Entre 1964 e 1980 Paulo Freire viveu exilado no Exterior, onde lecionou em renomadas universidades do mundo, como em Harvard e Cambridge, trabalhou como assessor na ONU para a Agricultura e Combate à Fome e em Genebra, no Concílio Mundial de Igrejas (CMI). Como secretário da Educação em São Paulo, criou o Movimento de Alfabetização de Jovens e Adultos que serviu como base para o conhecido EJA (Educação de Jovens e Adultos). Atualmente, os estudos em Aprendizagem Transformadora têm por base os estudos de Paulo Freire e, recentemente, o sociólogo da educação, o britânico Michael Young, professor na London School, em palestra no Brasil afirmou que “nenhum país no mundo tem um educador tão conhecido e reconhecido mundialmente, e que faríamos bem em prestar atenção um pouco mais nisso”.

Pode-se não concordar com Paulo Freire, mas para isso deve haver a honestidade intelectual de se refutar à mesma altura e com as mesmas qualidades de estudo e argumentos, num ambiente em que o debate das ideias seja livre e democrático e sem preconceitos.

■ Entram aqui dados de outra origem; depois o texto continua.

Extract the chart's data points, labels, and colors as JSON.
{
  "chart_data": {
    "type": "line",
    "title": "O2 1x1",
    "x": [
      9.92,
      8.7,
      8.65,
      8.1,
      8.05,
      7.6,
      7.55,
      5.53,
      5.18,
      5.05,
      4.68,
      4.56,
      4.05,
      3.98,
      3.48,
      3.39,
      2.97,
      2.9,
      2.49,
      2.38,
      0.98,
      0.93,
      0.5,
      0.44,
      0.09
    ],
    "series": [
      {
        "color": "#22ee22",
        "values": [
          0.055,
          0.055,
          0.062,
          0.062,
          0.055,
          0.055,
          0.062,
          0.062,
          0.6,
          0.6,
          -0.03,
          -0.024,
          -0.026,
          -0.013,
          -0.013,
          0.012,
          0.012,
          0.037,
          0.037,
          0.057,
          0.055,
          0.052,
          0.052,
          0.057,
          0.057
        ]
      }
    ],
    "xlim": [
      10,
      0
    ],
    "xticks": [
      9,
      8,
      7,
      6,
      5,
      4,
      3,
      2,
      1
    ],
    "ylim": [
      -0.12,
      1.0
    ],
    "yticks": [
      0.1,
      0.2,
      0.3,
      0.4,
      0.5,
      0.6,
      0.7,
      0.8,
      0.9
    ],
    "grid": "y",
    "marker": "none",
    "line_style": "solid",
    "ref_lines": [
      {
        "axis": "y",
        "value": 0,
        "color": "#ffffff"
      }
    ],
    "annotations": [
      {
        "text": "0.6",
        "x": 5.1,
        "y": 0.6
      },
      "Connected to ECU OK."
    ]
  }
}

A simples estigmatização sem o devido conhecimento de sua obra em nada contribui para a educação. Aliás, nunca houve um método Paulo Freire nas escolas, mesmo porque, em sua fase mais produtiva, nem no Brasil ele estava. Os imensos gargalos educacionais do nosso país se devem muito mais ao fato de que a educação nunca foi um projeto de Estado. Inclusive, culpar o socialismo ou políticas de esquerda pelo mau desempenho nesta área é desconhecer o contexto geral.

Basta olharmos para as sociais-democracias escandinavas, para Rússia, China e mesmo Cuba e vermos que a questão exige um debate bem mais amplo. Mas, retomando, ninguém seria laureado com mais de 30 doutorados honoris causa e com diversos centros de estudo ao redor do mundo com o seu nome, como na Finlândia, Dinamarca, EUA, Alemanha, Reino Unido, entre outros países, se não tivesse o seu valor. Aliás, infelizmente, como ocorre com boa parte dos talentos brasileiros, muitos destes são mais reconhecidos no Exterior do que em seu país.

Por fim, a obra de um acadêmico deve ser estudada em seu todo, no seu próprio contexto e com honestidade. Mesmo porque, o próprio autor revê suas teses ao longo de sua trajetória e produção. Freire trabalhou com alguns princípios marxistas de interpretação da realidade social, mas também trabalhou com outros teóricos e a eles se alinhou.

Defendeu uma escola pública de qualidade, igualdade de oportunidades, uma formação reflexiva e crítica, lutou pelo reconhecimento e dignificação do ofício de professor, nunca pôs o seu talento a serviço das elites e sempre se importou com aqueles que estiveram à margem da sociedade. Desagradou muitos que estavam à sua direita ou à sua esquerda. Mas deixou o seu legado e o reconhecimento de uma obra inegável.

*Sérgio Ribeiro é coordenador e professor do curso de História da Universidade Presbiteriana Mackenzie.